A typical CI/CD workflow looks like:
- Build and tag the image: docker build -t web-api:$GIT_SHA .
- Push to ECR: docker push 123456789.dkr.ecr.us-east-1.amazonaws.com/web-api:$GIT_SHA
- Update the task definition with the new image URI
- Deploy a new service revision
Avoid using :latest in production task definitions. Tag by git commit SHA or semantic version so you can trace exactly what's running and roll back to a specific version.
Common Gotchas
Container exits vs. task failure: If your container process exits with code 0, ECS considers the task successful and won’t restart it (for services, it will start a replacement). If it exists, non-zero, ECS marks it as failed. Make sure your entrypoint doesn’t swallow signals: use exec form in your Dockerfile (CMD ["node", "server.js"], not CMD "node server.js").
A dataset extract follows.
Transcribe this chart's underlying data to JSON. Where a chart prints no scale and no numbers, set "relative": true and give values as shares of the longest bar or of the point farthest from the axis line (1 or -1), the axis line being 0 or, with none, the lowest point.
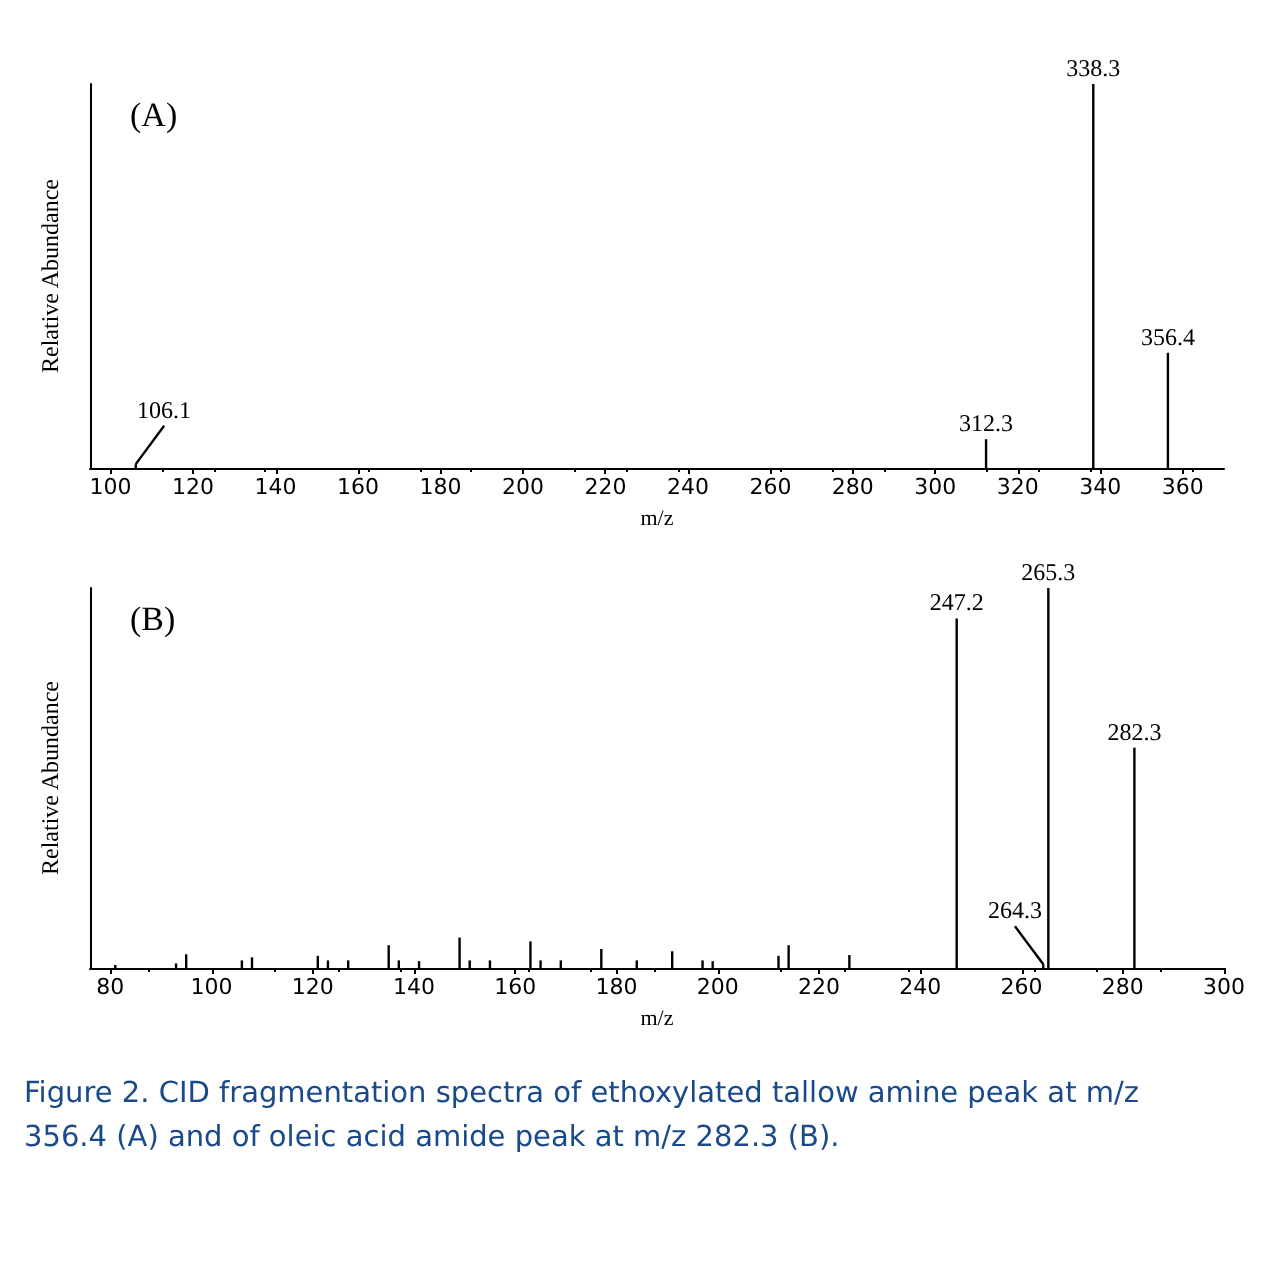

VPC and subnet placement: Fargate tasks run in subnets you specify. If your task needs to pull from ECR or call AWS APIs, it either needs a public IP (in a public subnet) or a NAT gateway (in a private subnet). Forgetting this is a common cause of tasks failing to start.
CloudWatch log group must exist: The awslogs driver won't create the log group for you by default. Pre-create it with the right retention settings, or add awslogs-create-group: "true" to your log configuration.
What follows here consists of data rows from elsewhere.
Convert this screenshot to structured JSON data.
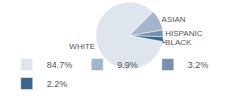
{
  "chart_data": {
    "type": "pie",
    "categories": [
      "WHITE",
      "ASIAN",
      "HISPANIC",
      "BLACK"
    ],
    "values": [
      84.7,
      9.9,
      3.2,
      2.2
    ],
    "value_labels": [
      "84.7%",
      "9.9%",
      "3.2%",
      "2.2%"
    ],
    "colors": [
      "#dfe5ec",
      "#a3b5ca",
      "#7690ae",
      "#3b6690"
    ],
    "legend": "bottom"
  }
}
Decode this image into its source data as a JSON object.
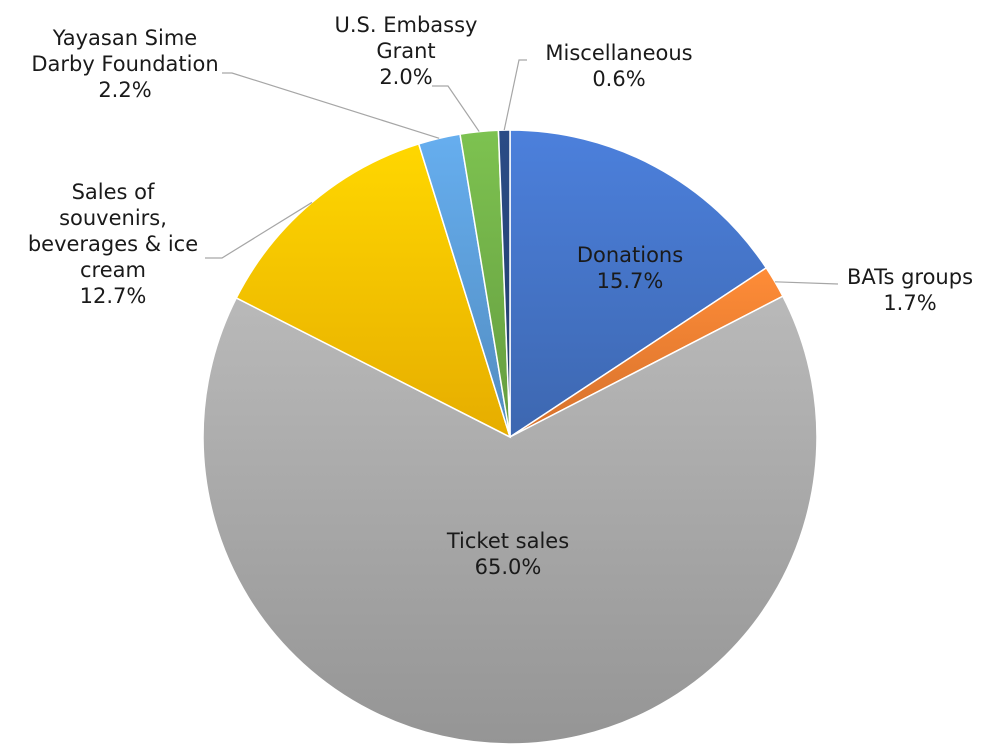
{
  "chart_data": {
    "type": "pie",
    "title": "",
    "slices": [
      {
        "label_lines": [
          "Donations"
        ],
        "value": 15.7,
        "value_label": "15.7%",
        "color": "#4472C4"
      },
      {
        "label_lines": [
          "BATs groups"
        ],
        "value": 1.7,
        "value_label": "1.7%",
        "color": "#ED7D31"
      },
      {
        "label_lines": [
          "Ticket sales"
        ],
        "value": 65.0,
        "value_label": "65.0%",
        "color": "#A5A5A5"
      },
      {
        "label_lines": [
          "Sales of",
          "souvenirs,",
          "beverages & ice",
          "cream"
        ],
        "value": 12.7,
        "value_label": "12.7%",
        "color": "#FFC000"
      },
      {
        "label_lines": [
          "Yayasan Sime",
          "Darby Foundation"
        ],
        "value": 2.2,
        "value_label": "2.2%",
        "color": "#5B9BD5"
      },
      {
        "label_lines": [
          "U.S. Embassy",
          "Grant"
        ],
        "value": 2.0,
        "value_label": "2.0%",
        "color": "#70AD47"
      },
      {
        "label_lines": [
          "Miscellaneous"
        ],
        "value": 0.6,
        "value_label": "0.6%",
        "color": "#264478"
      }
    ]
  }
}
Task stopped reasons: When tasks stop unexpectedly, check the stopped reason in the ECS console or via describe-tasks. Common reasons are OutOfMemory (raise your memory limit), Essential container in task exited (look at container exit codes), and health check failures.
When to Use ECS vs. EKS
ECS is the right choice when you want container orchestration without Kubernetes complexity. It’s tightly integrated with AWS services, has a gentler learning curve, and is entirely managed. EKS is worth the overhead when you need Kubernetes-specific tooling, have workloads that span clouds, or are migrating an existing Kubernetes setup.
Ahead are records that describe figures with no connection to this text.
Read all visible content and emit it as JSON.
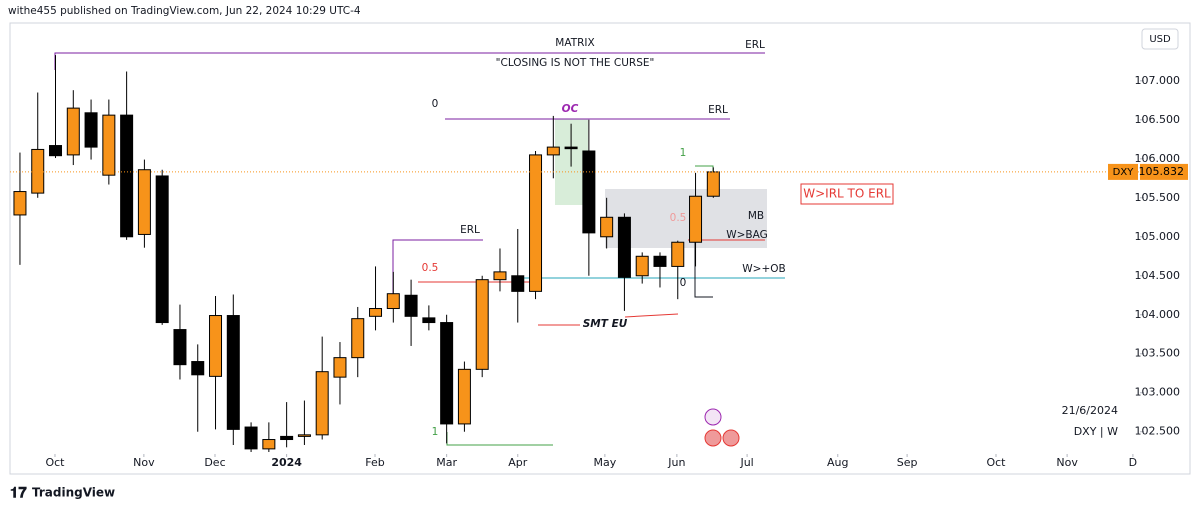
{
  "header": "withe455 published on TradingView.com, Jun 22, 2024 10:29 UTC-4",
  "chart_data": {
    "type": "candlestick",
    "currency": "USD",
    "symbol": "DXY",
    "date_label": "21/6/2024",
    "interval_label": "DXY | W",
    "up_color": "#f7931a",
    "down_color": "#000000",
    "categories": [
      null,
      null,
      null,
      null,
      null,
      null,
      null,
      null,
      null,
      null,
      null,
      null,
      null,
      null,
      null,
      null,
      null,
      null,
      null,
      null,
      null,
      null,
      null,
      null,
      null,
      null,
      null,
      null,
      null,
      null,
      null,
      null,
      null,
      null,
      null,
      null,
      null,
      null,
      null,
      null
    ],
    "open": [
      105.28,
      105.56,
      106.17,
      106.05,
      106.59,
      105.79,
      106.56,
      105.03,
      105.78,
      103.81,
      103.4,
      103.21,
      103.99,
      102.56,
      102.28,
      102.44,
      102.44,
      102.46,
      103.2,
      103.45,
      103.98,
      104.08,
      104.25,
      103.96,
      103.9,
      102.6,
      103.3,
      104.45,
      104.5,
      104.3,
      106.05,
      106.15,
      106.1,
      105.0,
      105.25,
      104.5,
      104.75,
      104.62,
      104.93,
      105.52
    ],
    "high": [
      106.08,
      106.85,
      107.33,
      106.88,
      106.76,
      106.76,
      107.12,
      105.99,
      105.86,
      104.13,
      103.62,
      104.24,
      104.26,
      102.62,
      102.62,
      102.88,
      102.9,
      103.72,
      103.65,
      104.1,
      104.62,
      104.55,
      104.45,
      104.12,
      104.0,
      103.4,
      104.5,
      104.85,
      105.1,
      106.1,
      106.55,
      106.45,
      106.5,
      105.5,
      105.3,
      104.8,
      104.8,
      104.95,
      105.82,
      105.89
    ],
    "low": [
      104.64,
      105.5,
      106.01,
      105.92,
      105.99,
      105.67,
      104.96,
      104.86,
      103.87,
      103.17,
      102.5,
      102.53,
      102.33,
      102.24,
      102.24,
      102.3,
      102.33,
      102.4,
      102.85,
      103.2,
      103.8,
      103.9,
      103.6,
      103.8,
      102.35,
      102.5,
      103.2,
      104.3,
      103.9,
      104.2,
      105.75,
      105.9,
      104.5,
      104.85,
      104.05,
      104.4,
      104.35,
      104.2,
      104.62,
      105.5
    ],
    "close": [
      105.58,
      106.12,
      106.04,
      106.65,
      106.15,
      106.56,
      105.0,
      105.86,
      103.9,
      103.36,
      103.23,
      103.99,
      102.53,
      102.28,
      102.4,
      102.4,
      102.46,
      103.27,
      103.45,
      103.95,
      104.08,
      104.27,
      103.98,
      103.9,
      102.6,
      103.3,
      104.45,
      104.55,
      104.3,
      106.05,
      106.15,
      106.13,
      105.05,
      105.25,
      104.48,
      104.75,
      104.62,
      104.93,
      105.52,
      105.832
    ],
    "ylim": [
      102.24,
      107.78
    ],
    "yticks": [
      {
        "value": 102.5,
        "label": "102.500"
      },
      {
        "value": 103,
        "label": "103.000"
      },
      {
        "value": 103.5,
        "label": "103.500"
      },
      {
        "value": 104,
        "label": "104.000"
      },
      {
        "value": 104.5,
        "label": "104.500"
      },
      {
        "value": 105,
        "label": "105.000"
      },
      {
        "value": 105.5,
        "label": "105.500"
      },
      {
        "value": 106,
        "label": "106.000"
      },
      {
        "value": 106.5,
        "label": "106.500"
      },
      {
        "value": 107,
        "label": "107.000"
      }
    ],
    "xlim": [
      -0.56,
      63
    ],
    "xticks": [
      {
        "value": 1.97,
        "label": "Oct"
      },
      {
        "value": 6.97,
        "label": "Nov"
      },
      {
        "value": 10.97,
        "label": "Dec"
      },
      {
        "value": 15,
        "label": "2024"
      },
      {
        "value": 19.97,
        "label": "Feb"
      },
      {
        "value": 24,
        "label": "Mar"
      },
      {
        "value": 28,
        "label": "Apr"
      },
      {
        "value": 32.9,
        "label": "May"
      },
      {
        "value": 36.95,
        "label": "Jun"
      },
      {
        "value": 40.9,
        "label": "Jul"
      },
      {
        "value": 46,
        "label": "Aug"
      },
      {
        "value": 49.9,
        "label": "Sep"
      },
      {
        "value": 54.9,
        "label": "Oct"
      },
      {
        "value": 58.9,
        "label": "Nov"
      },
      {
        "value": 62.6,
        "label": "D"
      }
    ],
    "annotations": [
      "MATRIX",
      "ERL",
      "\"CLOSING IS NOT THE CURSE\"",
      "0",
      "OC",
      "ERL",
      "1",
      "W>IRL TO ERL",
      "0.5",
      "MB",
      "W>BAG",
      "ERL",
      "0.5",
      "W>+OB",
      "0",
      "SMT EU",
      "1"
    ]
  },
  "footer": "TradingView"
}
For most teams building on AWS from scratch, ECS is the faster path to production.
Covering Up
ECS is powerful precisely because it’s focused. It does container orchestration well, integrates cleanly with the AWS ecosystem, and stays out of your way when things are working. Start with Fargate, get comfortable with task definitions and service configuration, then layer in auto scaling and blue/green deployments as your needs grow.
The mental model shift from “I run Docker containers” to “I define desired state and ECS enforces it” is the key thing to internalize. Once that clicks, the rest follows naturally.